A corporation owned by current tenant's principal originally leased the premises in 2003 pursuant to a lease which required landlord to perform certain work. That tenant assigned its lease to Mossberg, who subsequently stopped paying rent, leading to a nonpayment proceeding. Landlord, the original tenant, and Mossberg entered into a settlement agreement releasing all claims against each other, including a claim by the original tenant that landlord had never performed the required work. Landlord recovered possession of the premises and then, in 2009, entered into a new lease with the current corporate tenant. The lease provide that landlord had not made any representation with respect to the building's condition, and also required tenant to execute two promissory notes totaling nearly $1.5 million, and required tenant's principal to personally guarantee the loans, which were made to assist corporate tenant in leasing the premises. Corporate tenant was in arrears by 2010, and landlord then agreed to waive rent arrears and payments on the promissory notes in return for a rent increase and additional guarantees. Tenant then brought this action, contending that the notes were void as against public policy, that landlord orally represented that it would perform all of the work outlined in the 2003 agreement, that the rent could be renegotiated if it became too onerous, and that the notes and guarantees were only letters designed to avoid litigation. Landlord moved to dismiss all claims, but Supreme Court denied the motion in its entirety.

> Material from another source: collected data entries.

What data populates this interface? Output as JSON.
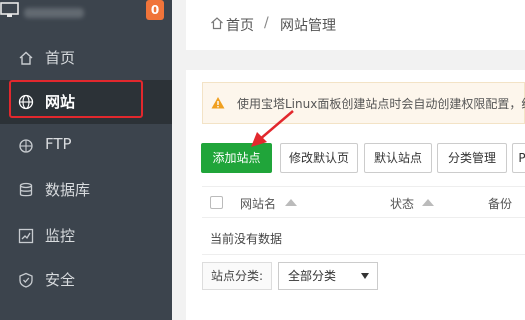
{
  "sidebar": {
    "badge": "0",
    "items": [
      {
        "label": "首页",
        "icon": "home-icon"
      },
      {
        "label": "网站",
        "icon": "globe-icon"
      },
      {
        "label": "FTP",
        "icon": "ftp-icon"
      },
      {
        "label": "数据库",
        "icon": "database-icon"
      },
      {
        "label": "监控",
        "icon": "monitor-chart-icon"
      },
      {
        "label": "安全",
        "icon": "shield-icon"
      }
    ],
    "active_index": 1
  },
  "breadcrumb": {
    "home": "首页",
    "separator": "/",
    "current": "网站管理"
  },
  "notice": {
    "text": "使用宝塔Linux面板创建站点时会自动创建权限配置，统"
  },
  "toolbar": {
    "add_site": "添加站点",
    "edit_default_page": "修改默认页",
    "default_site": "默认站点",
    "category_manage": "分类管理",
    "more": "P"
  },
  "table": {
    "columns": [
      "网站名",
      "状态",
      "备份"
    ],
    "empty_text": "当前没有数据"
  },
  "filter": {
    "label": "站点分类:",
    "selected": "全部分类"
  },
  "colors": {
    "sidebar_bg": "#3c444d",
    "active_bg": "#2c3237",
    "primary": "#20a53a",
    "badge": "#f0743a",
    "highlight": "#e2282d"
  }
}
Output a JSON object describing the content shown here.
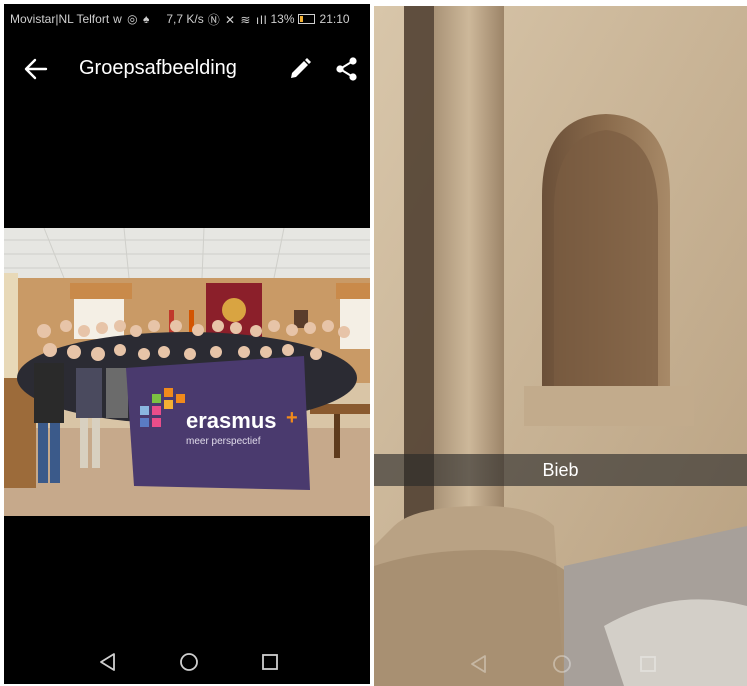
{
  "status_bar": {
    "carrier": "Movistar|NL Telfort",
    "net_speed": "7,7 K/s",
    "battery_pct": "13%",
    "time": "21:10"
  },
  "app_bar": {
    "title": "Groepsafbeelding",
    "back_icon": "arrow-left-icon",
    "edit_icon": "pencil-icon",
    "share_icon": "share-icon"
  },
  "photo": {
    "banner_brand": "erasmus",
    "banner_plus": "+",
    "banner_tagline": "meer perspectief"
  },
  "caption": {
    "text": "Bieb"
  },
  "nav": {
    "back_icon": "triangle-back-icon",
    "home_icon": "circle-home-icon",
    "recents_icon": "square-recents-icon"
  },
  "colors": {
    "banner_purple": "#4a3a6e",
    "banner_orange": "#f08a1c",
    "stone_wall": "#c9b497"
  }
}
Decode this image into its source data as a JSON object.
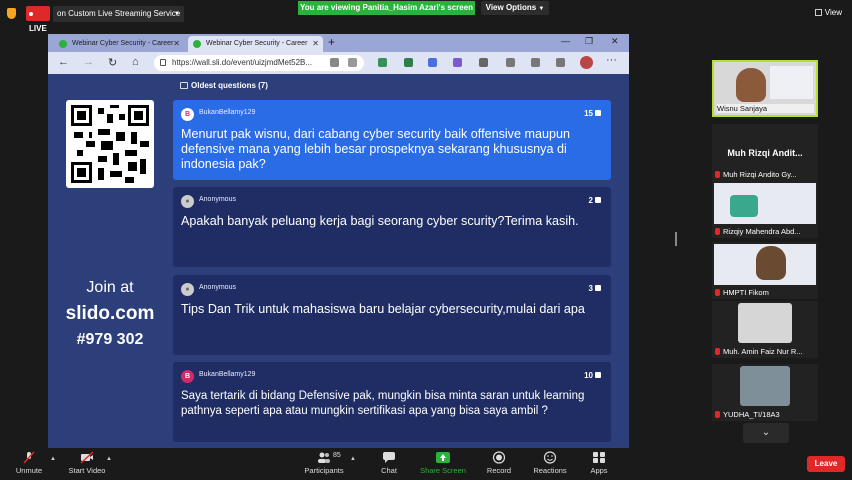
{
  "zoom": {
    "live_label": "LIVE",
    "stream_label": "on Custom Live Streaming Service",
    "viewing_banner": "You are viewing Panitia_Hasim Azari's screen",
    "view_options": "View Options",
    "view_button": "View",
    "accent_green": "#2bb13c",
    "live_red": "#e02828"
  },
  "browser": {
    "tabs": [
      {
        "label": "Webinar Cyber Security - Career"
      },
      {
        "label": "Webinar Cyber Security - Career"
      }
    ],
    "url": "https://wall.sli.do/event/uizjmdMet52B..."
  },
  "slido": {
    "oldest_label": "Oldest questions (7)",
    "join_line1": "Join at",
    "join_line2": "slido.com",
    "join_line3": "#979 302",
    "questions": [
      {
        "author": "BukanBellamy129",
        "avatar": "B",
        "votes": "15",
        "text": "Menurut pak wisnu, dari cabang cyber security baik offensive maupun defensive mana yang lebih besar prospeknya sekarang khususnya di indonesia pak?"
      },
      {
        "author": "Anonymous",
        "avatar": "",
        "votes": "2",
        "text": "Apakah banyak peluang kerja bagi seorang cyber scurity?Terima kasih."
      },
      {
        "author": "Anonymous",
        "avatar": "",
        "votes": "3",
        "text": "Tips Dan Trik untuk mahasiswa baru belajar cybersecurity,mulai dari apa"
      },
      {
        "author": "BukanBellamy129",
        "avatar": "B",
        "votes": "10",
        "text": "Saya tertarik di bidang Defensive pak, mungkin bisa minta saran untuk learning pathnya seperti apa atau mungkin sertifikasi apa yang bisa saya ambil ?"
      }
    ]
  },
  "participants": [
    {
      "name": "Wisnu Sanjaya"
    },
    {
      "name": "Muh Rizqi Andit...",
      "sub": "Muh Rizqi Andito Gy..."
    },
    {
      "name": "Rizqiy Mahendra Abd..."
    },
    {
      "name": "HMPTI Fikom"
    },
    {
      "name": "Muh. Amin Faiz Nur R..."
    },
    {
      "name": "YUDHA_TI/18A3"
    }
  ],
  "toolbar": {
    "unmute": "Unmute",
    "start_video": "Start Video",
    "participants": "Participants",
    "participants_count": "85",
    "chat": "Chat",
    "share_screen": "Share Screen",
    "record": "Record",
    "reactions": "Reactions",
    "apps": "Apps",
    "leave": "Leave"
  }
}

In modifying, the Appellate Division held that tenant had not alleged any of the elements necessary to show that the lease was unconscionable. The complaint included no indication of deceptive or high-pressure tactics, no disparity in bargaining power, and no lack of sophistication in the tenant's principal who ran a significant theater operation. Any allegation of fraud by the landlord failed because of the absence of any allegation that tenant's reliance on landlord's alleged representations was reasonable. The only claim that would survive dismissal was a claim by tenant for conversion of electricity.